Sunday, December 11, 2016

Masked #1 Review




"Masked" #1 from Titan Comics -


     The city of Paris is changing, and not for the better. With the appointment of Joel Beauregard to the position of Special Prefect of Greater Paris, the city has gotten darker, more segregated, more tense, more violent. He is using his expansive authority in ways that are turning Paris into a huge, futuristic metropolis, but at the same time, these changes seem to be affecting the collective psyche of the people of the city for the worse. And then there are the anomalies - graffiti-like writing, tiny robots and mechanical monsters - that have been popping up, seemingly from nowhere, causing fear and havoc all over the city.  But the biggest puzzle is the masked humans showing up with super-powers. No one knows where the come from, or who they are. Ex-Sgt, Frank Braffort, was a Peacekeeper with the French forces working to keep the peace on the Georgian-Russian border. However, after a terrible attack that destroys his unit leaving only him and one of his soldiers alive, Frank is blamed for their deaths and court-martialed out the military...But Frank has a secret. That day he and his soldier were all but dead until an anomaly, a super-powered human, saved them. Now, a struggling private citizen of Paris, Frank wonders, like everyone else, what is going on with the city. However, when the Head of Security for the Special Prefect of Greater Paris mysteriously summons Frank to a press conference, Frank will embark on a journey that will begin with a terrifying face-to-face confrontation with a murderous mechanical monster out for the Prefect's blood!
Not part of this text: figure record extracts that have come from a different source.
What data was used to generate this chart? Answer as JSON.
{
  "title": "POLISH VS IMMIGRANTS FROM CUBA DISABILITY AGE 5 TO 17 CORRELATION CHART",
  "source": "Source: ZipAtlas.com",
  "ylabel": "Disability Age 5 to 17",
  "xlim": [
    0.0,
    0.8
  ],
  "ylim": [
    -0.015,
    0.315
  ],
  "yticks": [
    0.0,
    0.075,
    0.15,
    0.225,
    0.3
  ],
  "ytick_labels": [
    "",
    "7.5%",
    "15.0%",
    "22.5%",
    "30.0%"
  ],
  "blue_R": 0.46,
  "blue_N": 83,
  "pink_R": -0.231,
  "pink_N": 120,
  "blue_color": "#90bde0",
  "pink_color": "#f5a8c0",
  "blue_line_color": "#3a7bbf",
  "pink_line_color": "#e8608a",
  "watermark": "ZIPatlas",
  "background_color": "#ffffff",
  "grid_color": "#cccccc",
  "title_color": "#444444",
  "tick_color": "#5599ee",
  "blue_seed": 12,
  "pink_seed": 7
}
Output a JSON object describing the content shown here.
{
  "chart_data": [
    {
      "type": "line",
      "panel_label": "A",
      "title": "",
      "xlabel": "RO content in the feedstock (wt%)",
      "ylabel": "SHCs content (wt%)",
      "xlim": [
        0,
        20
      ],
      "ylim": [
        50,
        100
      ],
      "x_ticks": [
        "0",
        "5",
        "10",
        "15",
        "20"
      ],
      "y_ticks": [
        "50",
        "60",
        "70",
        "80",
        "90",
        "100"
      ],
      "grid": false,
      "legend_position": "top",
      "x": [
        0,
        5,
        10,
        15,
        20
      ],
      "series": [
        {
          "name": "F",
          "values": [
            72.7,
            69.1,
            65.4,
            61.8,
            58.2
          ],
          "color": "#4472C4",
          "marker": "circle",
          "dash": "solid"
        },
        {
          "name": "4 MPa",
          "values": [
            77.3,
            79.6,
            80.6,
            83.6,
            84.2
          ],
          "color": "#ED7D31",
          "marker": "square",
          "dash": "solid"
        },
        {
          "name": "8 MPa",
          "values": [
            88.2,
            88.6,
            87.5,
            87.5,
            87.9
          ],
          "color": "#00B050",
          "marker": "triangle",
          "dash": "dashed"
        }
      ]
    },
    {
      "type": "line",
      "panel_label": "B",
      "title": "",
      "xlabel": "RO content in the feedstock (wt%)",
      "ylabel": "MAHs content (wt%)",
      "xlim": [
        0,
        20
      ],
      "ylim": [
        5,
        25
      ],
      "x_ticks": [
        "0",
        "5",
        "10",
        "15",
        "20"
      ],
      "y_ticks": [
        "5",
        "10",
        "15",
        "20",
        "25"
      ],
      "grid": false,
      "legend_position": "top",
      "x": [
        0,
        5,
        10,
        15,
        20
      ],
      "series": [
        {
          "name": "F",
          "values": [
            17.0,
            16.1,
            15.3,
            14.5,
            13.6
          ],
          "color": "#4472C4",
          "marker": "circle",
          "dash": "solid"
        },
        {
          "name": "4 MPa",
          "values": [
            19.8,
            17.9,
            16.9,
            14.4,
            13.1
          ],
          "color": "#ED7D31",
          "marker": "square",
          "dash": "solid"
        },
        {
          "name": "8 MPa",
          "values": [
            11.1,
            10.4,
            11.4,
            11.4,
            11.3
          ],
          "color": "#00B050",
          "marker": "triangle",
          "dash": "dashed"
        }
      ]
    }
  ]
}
    From the remarkable mind of French science-fiction author, Serge Lehman, comes this stunning, futuristic tale of metaphysical mayhem. From the outset, it is easy to see that this will not be your average, run-of-the-mill, skin-and-bones science-fiction story - one that has been simplified for the comic book format. Lehman takes his time and introduces his protagonist's past life correctly, helping the reader to connect with him. Then we while we watch the protagonist living a normal day in his life, Lehmam introduces us to the world he has created through media news reports, à la Frank Miller. I was instantly sucked into Braffort's life, and I was sucked into Lehman's gritty futuristic world, a world brimming with that familiar brilliance and heaviness of classic French sci-fi stories by writers like Moebius, or those fascinating old stories found in magazines like Heavy Metal (Métal Hurlant). Told in a cinematic style, Lehman's story develops slowly, but by the end, the reader is fully immersed, caught up on most of what's happening with the protagonist and with the city, and ready for the action-packed finale. Besides this, Lehman is choosing to deal with some pretty heavy metaphysical themes in this work - exactly what one would expect from any self-respecting French science-fiction author nourished on the works of the famous French philosophers. The question of reality is at the forefront it seems, what it is and how collective human consciousness can affect it, along with causality - similar to ideas developed by Descartes, Durkheim, and others, and oversimplified in the very fun film, "Tomorrowland." I just cannot wait to see how far down the rabbit-hole this book can go. If this all weren't enough, the four-page prose tie-in story in the back of the book is simply amazing, and in the comic story, Stépane Créty lays down some absolutely gorgeous, busy pencils that keep your eyes wandering all through the panels as you greedily consume the story and art in one massive feast for your mind. Lehman and Créty have killed it on this first issue and I am definitely sticking around for the entire ride.

RATING: 10 out of 10. This little quiet storm of a comic looks like it may be a sci-fi masterpiece in the making.